12月〜3月にかけて最盛期を迎える「岐阜いちご」。岐阜市日置江地区で22年来、いちごづくりを行っている江崎和浩さんも、冬は収穫で大忙しです。いちごの新規就農者が増えていますが、江崎さんも異業種からこの道に入った一人です。

「高校卒業後、大手自動車ディーラーの整備工場に就職し、メカニックと販売を担当していました。もともとバイクや自動車が好きやったので、機械イジリが楽しくてね。ところが平成8年(1996年)に、米農家を営んでいた親父が急逝してしまって。それまでも田植えや収穫は手伝っていたんで、サラリーマンをやりながら跡を継ごうかと思ったんやけど、2町歩(約2ha)も水耕田があり片手間にできるものでもありませんでした。それで36歳の時、農業に入りました。」

そして米づくりの閑散期にもできることはないかと、始めたのがいちご栽培でした。
「親父もやっていなかったので、いちごはゼロからのスタート。ちょうど『岐阜県方式』のいちご栽培が普及センターで開発されたばかりで、最初は練習を兼ねて土耕(※1)を一年やってみて、2年目から高設ベンチ岐阜県方式(※2)をやりました。いちご部会にも仲間入りして基本を教えていただきながら、試行錯誤しながら取り組んできました。」
(※1)土耕:地面の土を畝立てし、苗を植えて栽培する方法
(※2)高設ベンチ岐阜県方式:地面から1メートル程度の高さの台に苗を設置し、養液を使用して栽培する方法  
いちご栽培は繊細な作業です。ハウスの温度管理はもちろん、親苗を育成して定植させるなど、収穫時期以外にもやることがいっぱいあります。
「苗が株から枯れてしまう炭疽病(たんそびょう)や、葉に白い模様が出るうどんこ病にかかったり、害虫が出たり。手応えがつかめるまで10年はかかりました。5月に田植えの準備の傍らで親苗を育て始め、ランナーが伸びて子苗に育っていく様子を見ながら10日に一度は消毒作業。8月の終わり頃から定植しますが、ビニールハウスの中が暑くてね。早朝や夕方に行いますが、12000株を一株ずつ手で植えていく作業はこたえます。それでも花が咲いて実をつけ始めると、ホッとするしやっぱりうれしいね。」
目尻にシワを寄せ、穏やかにそう語る江崎さん。サポートする奥様も「私はパッケージ詰めしているときが一番楽しい」と、にっこり。
「ランニングコストもですが、施設維持費が結構かかるんです。ハウスのビニールは5〜6年に一度、張り替えが必要で。去年、親苗のハウスが台風で破れましたが、自然災害ばっかりは仕方ないからね。」
今シーズンは受粉のための蜂が全滅する被害もあったといいますが、ご夫婦が醸し出す泰然自若とした雰囲気は、この道22年の揺るぎないキャリアの証です。

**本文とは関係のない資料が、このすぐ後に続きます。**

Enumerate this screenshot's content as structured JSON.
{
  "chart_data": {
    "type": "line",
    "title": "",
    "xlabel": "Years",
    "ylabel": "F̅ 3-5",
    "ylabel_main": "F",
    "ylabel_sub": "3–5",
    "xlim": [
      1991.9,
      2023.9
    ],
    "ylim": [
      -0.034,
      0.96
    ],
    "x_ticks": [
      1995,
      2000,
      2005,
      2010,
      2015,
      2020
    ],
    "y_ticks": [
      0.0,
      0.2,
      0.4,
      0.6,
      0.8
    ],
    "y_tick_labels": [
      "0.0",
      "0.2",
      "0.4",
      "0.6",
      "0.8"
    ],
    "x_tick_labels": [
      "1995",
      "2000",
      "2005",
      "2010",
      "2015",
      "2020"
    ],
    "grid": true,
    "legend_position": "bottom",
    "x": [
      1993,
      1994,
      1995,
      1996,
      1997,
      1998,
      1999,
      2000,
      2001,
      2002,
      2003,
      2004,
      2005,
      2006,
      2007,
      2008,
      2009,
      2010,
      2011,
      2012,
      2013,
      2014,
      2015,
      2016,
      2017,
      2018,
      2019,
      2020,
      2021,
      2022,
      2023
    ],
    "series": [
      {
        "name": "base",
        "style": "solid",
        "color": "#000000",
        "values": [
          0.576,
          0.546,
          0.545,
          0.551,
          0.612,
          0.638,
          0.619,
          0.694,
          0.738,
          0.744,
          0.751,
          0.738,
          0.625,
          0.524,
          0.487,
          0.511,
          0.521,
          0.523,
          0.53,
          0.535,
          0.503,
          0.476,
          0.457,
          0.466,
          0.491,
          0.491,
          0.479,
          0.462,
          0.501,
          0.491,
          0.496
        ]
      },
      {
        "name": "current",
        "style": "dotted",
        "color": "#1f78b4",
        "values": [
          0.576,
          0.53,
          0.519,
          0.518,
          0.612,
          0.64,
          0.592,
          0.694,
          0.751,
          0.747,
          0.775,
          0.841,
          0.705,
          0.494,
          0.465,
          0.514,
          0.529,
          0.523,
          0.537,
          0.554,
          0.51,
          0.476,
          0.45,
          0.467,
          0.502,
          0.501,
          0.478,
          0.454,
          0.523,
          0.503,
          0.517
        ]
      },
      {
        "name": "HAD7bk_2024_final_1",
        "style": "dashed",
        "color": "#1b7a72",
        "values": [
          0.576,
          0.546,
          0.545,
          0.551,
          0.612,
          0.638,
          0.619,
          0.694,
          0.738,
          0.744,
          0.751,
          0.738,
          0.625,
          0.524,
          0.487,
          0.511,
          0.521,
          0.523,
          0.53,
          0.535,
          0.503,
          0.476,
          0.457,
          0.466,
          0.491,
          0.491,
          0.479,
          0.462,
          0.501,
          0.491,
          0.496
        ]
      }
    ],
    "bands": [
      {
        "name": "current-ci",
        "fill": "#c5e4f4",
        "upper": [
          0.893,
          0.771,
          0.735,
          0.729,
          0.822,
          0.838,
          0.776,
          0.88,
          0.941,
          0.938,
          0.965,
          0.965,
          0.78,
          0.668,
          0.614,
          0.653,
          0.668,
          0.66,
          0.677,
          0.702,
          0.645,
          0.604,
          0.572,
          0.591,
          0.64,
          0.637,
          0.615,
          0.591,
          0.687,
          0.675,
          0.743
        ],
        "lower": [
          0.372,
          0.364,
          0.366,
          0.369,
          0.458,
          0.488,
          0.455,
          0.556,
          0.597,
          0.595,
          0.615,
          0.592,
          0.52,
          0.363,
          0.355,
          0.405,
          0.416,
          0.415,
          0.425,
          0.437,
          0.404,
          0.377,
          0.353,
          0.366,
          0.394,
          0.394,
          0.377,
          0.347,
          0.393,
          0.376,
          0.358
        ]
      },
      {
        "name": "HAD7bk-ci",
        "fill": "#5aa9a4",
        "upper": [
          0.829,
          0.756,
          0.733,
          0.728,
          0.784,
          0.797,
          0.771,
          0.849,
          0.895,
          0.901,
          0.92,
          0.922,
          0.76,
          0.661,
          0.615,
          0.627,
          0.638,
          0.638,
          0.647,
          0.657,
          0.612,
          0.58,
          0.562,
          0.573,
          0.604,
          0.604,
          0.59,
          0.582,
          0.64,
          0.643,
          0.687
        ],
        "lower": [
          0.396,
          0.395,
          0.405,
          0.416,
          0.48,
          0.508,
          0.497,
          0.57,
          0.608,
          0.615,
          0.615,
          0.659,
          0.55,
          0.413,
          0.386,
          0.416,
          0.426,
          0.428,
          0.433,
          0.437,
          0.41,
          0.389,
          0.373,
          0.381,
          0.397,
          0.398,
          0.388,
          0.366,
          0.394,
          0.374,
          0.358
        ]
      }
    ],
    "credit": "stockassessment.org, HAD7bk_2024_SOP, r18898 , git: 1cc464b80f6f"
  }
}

「農家になったとき、いちごはお金になるから毎年5月には海外旅行に行けるって言われたの。初期投資した施設費の返済が終わってからようやく、新婚旅行以来の海外へ行けました(笑)」と、奥様。
「ここ5〜6年で、やっとそんな余裕ができました。ハウス栽培とはいえ、いちごも天候が第一。12月の出荷ピークに合わせて定植時期をずらしたからといって思い通りにいかなかったりする。コントロールできないところが、農業の面白いところです」と、江崎さん。
いちごづくりのベテランは、2019年の春から岐阜県オリジナル品種の「美濃娘」の栽培に新たに挑みます。